Tuesday, January 18, 2011

When green isn't good

Green is a color that really stands out in the winter garden, since there's not much of it, and it can be a beautiful sight. Snow on conifers? Lovely.  

Red osier dogwood with bamboo. Photo by Rachel Shaw
But in my yard there's a fair amount of winter green that is not good. Some of the most invasive plants I battle are evergreen, in particular English ivy and bamboo. It took two years to kill the thick vines of ivy that had bullied their way almost to the canopy of our two largest shade trees. Ripping out the normal sized vines as they sneak across the ground is ongoing. I've wrestled up to the surface the bamboo rhizomes that embed their gnarly fingers underground, sending up little flags of green shoots at unexpected locations.
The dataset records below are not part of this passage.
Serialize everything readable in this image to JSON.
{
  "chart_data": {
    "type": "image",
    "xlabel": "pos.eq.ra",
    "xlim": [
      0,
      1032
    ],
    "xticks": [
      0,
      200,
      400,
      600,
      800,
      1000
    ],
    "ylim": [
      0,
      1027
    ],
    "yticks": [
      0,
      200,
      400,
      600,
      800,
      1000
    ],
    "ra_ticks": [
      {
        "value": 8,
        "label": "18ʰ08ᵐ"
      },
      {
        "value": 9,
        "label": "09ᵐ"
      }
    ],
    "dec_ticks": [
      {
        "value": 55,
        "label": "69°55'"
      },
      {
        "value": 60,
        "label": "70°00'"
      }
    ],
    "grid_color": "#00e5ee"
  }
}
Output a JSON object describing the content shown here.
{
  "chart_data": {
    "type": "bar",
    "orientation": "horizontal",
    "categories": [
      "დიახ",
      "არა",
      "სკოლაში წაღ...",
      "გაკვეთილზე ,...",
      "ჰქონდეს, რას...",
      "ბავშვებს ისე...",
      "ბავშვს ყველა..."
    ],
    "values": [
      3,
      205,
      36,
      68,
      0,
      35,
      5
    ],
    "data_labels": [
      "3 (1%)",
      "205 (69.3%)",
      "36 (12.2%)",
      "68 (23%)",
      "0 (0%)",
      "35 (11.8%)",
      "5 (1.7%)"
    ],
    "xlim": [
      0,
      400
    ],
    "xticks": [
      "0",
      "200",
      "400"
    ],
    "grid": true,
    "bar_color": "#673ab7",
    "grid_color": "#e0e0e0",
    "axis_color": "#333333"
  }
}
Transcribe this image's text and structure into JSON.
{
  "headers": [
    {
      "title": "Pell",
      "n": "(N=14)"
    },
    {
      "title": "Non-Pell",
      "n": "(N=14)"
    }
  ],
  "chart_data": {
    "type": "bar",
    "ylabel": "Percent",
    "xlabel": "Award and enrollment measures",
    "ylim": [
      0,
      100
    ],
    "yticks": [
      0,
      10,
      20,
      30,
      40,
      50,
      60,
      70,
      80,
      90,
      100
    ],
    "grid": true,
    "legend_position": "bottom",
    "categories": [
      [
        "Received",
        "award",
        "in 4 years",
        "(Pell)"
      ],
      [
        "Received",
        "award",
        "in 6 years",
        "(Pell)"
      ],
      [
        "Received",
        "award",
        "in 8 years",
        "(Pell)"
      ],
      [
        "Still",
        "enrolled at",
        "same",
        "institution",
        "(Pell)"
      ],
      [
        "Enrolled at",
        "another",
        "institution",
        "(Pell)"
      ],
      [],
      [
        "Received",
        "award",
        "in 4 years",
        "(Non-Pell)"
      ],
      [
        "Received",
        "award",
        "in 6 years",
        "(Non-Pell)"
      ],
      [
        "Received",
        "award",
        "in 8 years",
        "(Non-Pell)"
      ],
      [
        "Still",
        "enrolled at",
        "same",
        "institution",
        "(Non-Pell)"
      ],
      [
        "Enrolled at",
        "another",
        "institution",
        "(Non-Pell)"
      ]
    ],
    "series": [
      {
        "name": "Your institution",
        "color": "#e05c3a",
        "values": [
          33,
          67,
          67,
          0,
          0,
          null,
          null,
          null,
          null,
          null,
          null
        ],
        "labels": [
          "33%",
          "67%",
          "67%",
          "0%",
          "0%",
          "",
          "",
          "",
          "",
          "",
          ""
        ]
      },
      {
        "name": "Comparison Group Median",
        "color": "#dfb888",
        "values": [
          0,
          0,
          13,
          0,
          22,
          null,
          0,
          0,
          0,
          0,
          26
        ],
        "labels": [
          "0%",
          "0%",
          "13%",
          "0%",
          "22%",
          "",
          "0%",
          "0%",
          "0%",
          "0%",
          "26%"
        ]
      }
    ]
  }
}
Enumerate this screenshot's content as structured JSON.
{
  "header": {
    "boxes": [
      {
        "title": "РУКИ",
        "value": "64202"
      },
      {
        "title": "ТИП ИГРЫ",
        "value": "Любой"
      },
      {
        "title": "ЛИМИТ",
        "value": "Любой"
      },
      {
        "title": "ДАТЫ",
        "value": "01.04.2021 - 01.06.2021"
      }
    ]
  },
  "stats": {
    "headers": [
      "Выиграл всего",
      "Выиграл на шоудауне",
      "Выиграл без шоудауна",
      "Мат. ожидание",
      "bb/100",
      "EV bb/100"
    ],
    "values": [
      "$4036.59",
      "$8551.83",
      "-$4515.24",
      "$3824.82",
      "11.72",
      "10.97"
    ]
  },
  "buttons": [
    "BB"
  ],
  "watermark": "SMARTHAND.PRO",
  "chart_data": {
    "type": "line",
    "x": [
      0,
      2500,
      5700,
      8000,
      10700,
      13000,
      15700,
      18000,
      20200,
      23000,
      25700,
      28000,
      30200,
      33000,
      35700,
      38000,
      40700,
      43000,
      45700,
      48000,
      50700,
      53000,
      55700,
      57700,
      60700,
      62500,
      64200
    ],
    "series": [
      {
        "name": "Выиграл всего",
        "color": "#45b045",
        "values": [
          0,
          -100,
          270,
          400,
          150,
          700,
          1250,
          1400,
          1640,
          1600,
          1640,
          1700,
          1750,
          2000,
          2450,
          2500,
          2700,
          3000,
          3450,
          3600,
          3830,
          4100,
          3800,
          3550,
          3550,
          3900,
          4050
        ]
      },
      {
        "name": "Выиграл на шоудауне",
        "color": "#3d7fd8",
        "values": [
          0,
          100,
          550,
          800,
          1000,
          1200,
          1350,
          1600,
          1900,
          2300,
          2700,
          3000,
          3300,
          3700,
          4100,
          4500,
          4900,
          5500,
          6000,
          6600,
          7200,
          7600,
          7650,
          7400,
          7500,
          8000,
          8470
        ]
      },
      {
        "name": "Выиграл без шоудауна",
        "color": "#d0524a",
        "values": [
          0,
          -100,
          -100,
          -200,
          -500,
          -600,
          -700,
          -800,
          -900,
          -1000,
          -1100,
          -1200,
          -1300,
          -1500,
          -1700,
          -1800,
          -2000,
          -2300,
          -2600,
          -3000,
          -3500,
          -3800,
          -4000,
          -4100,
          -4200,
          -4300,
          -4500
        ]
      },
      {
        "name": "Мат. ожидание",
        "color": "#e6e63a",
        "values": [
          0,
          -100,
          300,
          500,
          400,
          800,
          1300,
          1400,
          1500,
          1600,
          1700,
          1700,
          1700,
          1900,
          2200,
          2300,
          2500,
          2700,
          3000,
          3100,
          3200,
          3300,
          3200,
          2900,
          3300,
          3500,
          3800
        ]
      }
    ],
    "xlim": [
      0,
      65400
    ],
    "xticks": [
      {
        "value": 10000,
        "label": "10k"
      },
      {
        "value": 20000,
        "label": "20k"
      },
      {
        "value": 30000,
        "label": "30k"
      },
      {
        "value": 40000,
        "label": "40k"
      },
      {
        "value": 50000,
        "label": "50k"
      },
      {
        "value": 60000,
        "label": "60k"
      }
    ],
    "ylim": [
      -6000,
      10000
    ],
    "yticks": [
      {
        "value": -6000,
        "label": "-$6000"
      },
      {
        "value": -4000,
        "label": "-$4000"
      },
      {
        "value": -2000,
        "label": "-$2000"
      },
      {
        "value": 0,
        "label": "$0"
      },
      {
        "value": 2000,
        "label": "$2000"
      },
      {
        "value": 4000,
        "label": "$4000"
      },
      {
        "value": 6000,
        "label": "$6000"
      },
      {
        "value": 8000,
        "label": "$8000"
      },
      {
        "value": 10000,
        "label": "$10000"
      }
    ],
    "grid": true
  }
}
The visibility of this unwelcome green in winter is an opportunity, I've realized. In the summer these plants can hide in the lushness of all the other green growing things. Not so in winter. Time to put on the boots and gloves, get the pruners, and attack while I can see the enemy clearly!

1 comment:

  1. That's a great point about the winter being an ideal time to spot stray bamboo. We've been working to eradicate it in my father-in-law's garden for a few years now and it is an overwhelming task. When the bamboo is actively growing it is amazing to see where it pops up. We've seen it travel under a stone terrace, about 30' wide and pop up on the other side! Godd luck with your removal.